Let’s now see their vote intention. Seems like they are divided between Ciudadanos and PP. But some of them want to vote for Podemos, which is against our intuition because Podemos is a leftist party. Who are these people? Well, with one click, we can easily find out the reason. It seems like their main differentiation is their “Vote Reason”. They vote mainly “to punish the established parties”.
We can also see other variables that define them, such as demographics. These people mostly hold Technical education degrees, and are around 35-45 years old.
This is an example of an insight we were not expecting, and a question we did not have at the beginning. Graphext is allowing us to have a dialogue with the data so we could understand its story.
But there is much more we could do with Graphext. Instead of using unsupervised clusters, we can also create our own filters to define and compare data segments. For example, let’s investigate how people change their vote intention from one year to the next. Let’s take people who voted for PSOE in the last elections. Who do they intend to vote for now? Apparently, those who have decided are divided into “being loyal to PSOE”, and “changing to Podemos”.
Using those filters, we can manually create data segments (called “Collections”) for further analysis.

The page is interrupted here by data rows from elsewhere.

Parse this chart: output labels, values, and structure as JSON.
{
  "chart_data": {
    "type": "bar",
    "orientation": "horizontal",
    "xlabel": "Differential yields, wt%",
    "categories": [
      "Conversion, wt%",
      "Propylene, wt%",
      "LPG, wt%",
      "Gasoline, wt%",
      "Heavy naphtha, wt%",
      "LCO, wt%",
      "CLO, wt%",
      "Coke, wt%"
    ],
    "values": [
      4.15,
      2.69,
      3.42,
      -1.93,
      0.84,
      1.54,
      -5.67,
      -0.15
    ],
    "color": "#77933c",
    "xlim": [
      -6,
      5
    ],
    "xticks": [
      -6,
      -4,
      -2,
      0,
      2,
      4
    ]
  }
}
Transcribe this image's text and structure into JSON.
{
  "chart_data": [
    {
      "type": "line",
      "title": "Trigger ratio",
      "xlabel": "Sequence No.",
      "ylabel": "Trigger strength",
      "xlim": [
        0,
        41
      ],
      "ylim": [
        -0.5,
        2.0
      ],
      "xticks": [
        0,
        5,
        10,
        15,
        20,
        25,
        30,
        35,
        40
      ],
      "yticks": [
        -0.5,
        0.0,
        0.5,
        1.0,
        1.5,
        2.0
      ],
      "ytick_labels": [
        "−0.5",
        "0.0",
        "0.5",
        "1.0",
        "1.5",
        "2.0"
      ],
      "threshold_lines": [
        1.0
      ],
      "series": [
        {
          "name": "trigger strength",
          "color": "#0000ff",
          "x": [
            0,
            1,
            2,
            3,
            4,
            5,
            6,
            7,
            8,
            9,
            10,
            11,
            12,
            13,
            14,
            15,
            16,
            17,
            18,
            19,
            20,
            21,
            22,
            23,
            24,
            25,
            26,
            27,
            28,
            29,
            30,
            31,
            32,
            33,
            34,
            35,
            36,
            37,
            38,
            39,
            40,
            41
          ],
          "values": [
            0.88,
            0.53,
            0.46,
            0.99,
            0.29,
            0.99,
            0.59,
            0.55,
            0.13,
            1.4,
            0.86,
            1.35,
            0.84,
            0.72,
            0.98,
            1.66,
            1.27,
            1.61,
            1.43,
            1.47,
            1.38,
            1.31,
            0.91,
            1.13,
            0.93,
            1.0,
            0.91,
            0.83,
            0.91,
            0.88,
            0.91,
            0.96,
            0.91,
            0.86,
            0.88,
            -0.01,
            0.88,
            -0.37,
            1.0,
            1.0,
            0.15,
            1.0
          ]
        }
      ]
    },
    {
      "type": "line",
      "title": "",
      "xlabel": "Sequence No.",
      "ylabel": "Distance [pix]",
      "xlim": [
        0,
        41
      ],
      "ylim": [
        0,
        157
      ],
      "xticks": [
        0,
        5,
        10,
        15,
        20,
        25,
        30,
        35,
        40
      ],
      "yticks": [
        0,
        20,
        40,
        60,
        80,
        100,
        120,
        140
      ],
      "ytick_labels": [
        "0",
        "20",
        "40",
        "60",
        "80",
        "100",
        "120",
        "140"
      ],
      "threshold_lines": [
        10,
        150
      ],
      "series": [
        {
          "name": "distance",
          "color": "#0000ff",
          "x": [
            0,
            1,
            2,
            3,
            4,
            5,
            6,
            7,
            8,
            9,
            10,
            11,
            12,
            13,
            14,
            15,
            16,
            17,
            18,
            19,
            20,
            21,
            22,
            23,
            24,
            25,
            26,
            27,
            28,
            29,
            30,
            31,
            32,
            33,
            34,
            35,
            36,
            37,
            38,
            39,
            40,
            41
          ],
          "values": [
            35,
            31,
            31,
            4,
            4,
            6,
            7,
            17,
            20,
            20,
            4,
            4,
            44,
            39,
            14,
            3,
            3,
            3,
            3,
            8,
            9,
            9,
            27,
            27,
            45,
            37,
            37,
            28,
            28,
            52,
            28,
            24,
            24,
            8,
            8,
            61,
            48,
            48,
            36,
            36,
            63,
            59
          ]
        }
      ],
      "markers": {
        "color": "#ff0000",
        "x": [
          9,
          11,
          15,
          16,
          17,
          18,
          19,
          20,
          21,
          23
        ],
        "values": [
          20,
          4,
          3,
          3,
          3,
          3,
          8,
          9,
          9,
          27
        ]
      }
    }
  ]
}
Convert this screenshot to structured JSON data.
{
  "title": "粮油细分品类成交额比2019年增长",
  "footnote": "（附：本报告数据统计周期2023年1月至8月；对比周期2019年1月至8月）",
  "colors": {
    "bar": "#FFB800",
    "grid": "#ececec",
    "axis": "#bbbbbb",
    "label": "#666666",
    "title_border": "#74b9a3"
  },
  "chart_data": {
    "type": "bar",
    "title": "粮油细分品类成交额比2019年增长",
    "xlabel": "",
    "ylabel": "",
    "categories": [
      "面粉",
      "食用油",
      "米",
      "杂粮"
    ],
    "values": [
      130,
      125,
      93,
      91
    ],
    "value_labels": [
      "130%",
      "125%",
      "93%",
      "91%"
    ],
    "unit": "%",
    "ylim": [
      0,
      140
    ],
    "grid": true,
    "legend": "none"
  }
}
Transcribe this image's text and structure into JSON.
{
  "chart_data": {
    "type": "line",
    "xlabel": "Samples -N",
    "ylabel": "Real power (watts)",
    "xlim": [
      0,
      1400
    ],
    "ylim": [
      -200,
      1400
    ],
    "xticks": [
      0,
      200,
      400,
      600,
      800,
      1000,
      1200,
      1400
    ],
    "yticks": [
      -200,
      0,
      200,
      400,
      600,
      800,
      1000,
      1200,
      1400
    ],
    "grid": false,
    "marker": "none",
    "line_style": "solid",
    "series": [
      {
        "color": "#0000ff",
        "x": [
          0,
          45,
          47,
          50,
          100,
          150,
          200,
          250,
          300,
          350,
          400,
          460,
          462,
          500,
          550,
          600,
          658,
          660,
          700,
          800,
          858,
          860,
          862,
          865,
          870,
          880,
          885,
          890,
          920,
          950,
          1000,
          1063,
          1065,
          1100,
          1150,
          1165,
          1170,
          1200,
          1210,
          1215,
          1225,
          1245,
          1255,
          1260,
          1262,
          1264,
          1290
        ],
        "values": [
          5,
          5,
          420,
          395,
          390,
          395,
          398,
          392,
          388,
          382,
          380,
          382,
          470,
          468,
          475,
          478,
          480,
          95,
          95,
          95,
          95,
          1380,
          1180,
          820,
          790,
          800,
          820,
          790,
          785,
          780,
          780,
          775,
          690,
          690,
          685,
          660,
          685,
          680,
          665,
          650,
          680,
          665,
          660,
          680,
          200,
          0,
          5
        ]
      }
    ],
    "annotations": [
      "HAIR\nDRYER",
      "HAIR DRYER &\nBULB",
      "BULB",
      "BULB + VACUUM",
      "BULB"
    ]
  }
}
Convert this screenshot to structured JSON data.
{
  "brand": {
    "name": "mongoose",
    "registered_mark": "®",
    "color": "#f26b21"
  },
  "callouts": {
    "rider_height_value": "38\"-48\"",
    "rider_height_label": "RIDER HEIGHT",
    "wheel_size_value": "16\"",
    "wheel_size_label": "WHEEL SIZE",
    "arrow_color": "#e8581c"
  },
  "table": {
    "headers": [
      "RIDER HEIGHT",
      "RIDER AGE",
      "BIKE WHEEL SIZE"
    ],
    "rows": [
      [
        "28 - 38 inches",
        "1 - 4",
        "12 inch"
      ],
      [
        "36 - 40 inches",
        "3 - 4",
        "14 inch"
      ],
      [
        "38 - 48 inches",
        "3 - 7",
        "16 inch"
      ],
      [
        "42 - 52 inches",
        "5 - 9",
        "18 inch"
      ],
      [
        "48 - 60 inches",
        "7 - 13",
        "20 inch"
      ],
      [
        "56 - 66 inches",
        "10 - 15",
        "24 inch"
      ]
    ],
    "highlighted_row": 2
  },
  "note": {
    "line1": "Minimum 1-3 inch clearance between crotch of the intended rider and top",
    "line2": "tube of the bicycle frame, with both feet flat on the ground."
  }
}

Let’s now compare those groups, and check their opinion patterns. The “Compare” section allows us to identify automatically the questions that most differentiate these two groups. Participants who decided to switch to Podemos do not agree with “The 978 constitution is the appropriate framework for our society” while loyals to PSOE are in favour of that question. Also bullfighting is a hot topic dividing these two groups, seems like people who decided to vote for Podemos are very in favour of “Bullfights in Spain should be banned”, whereas PSOE loyal opinion is very evenly divided.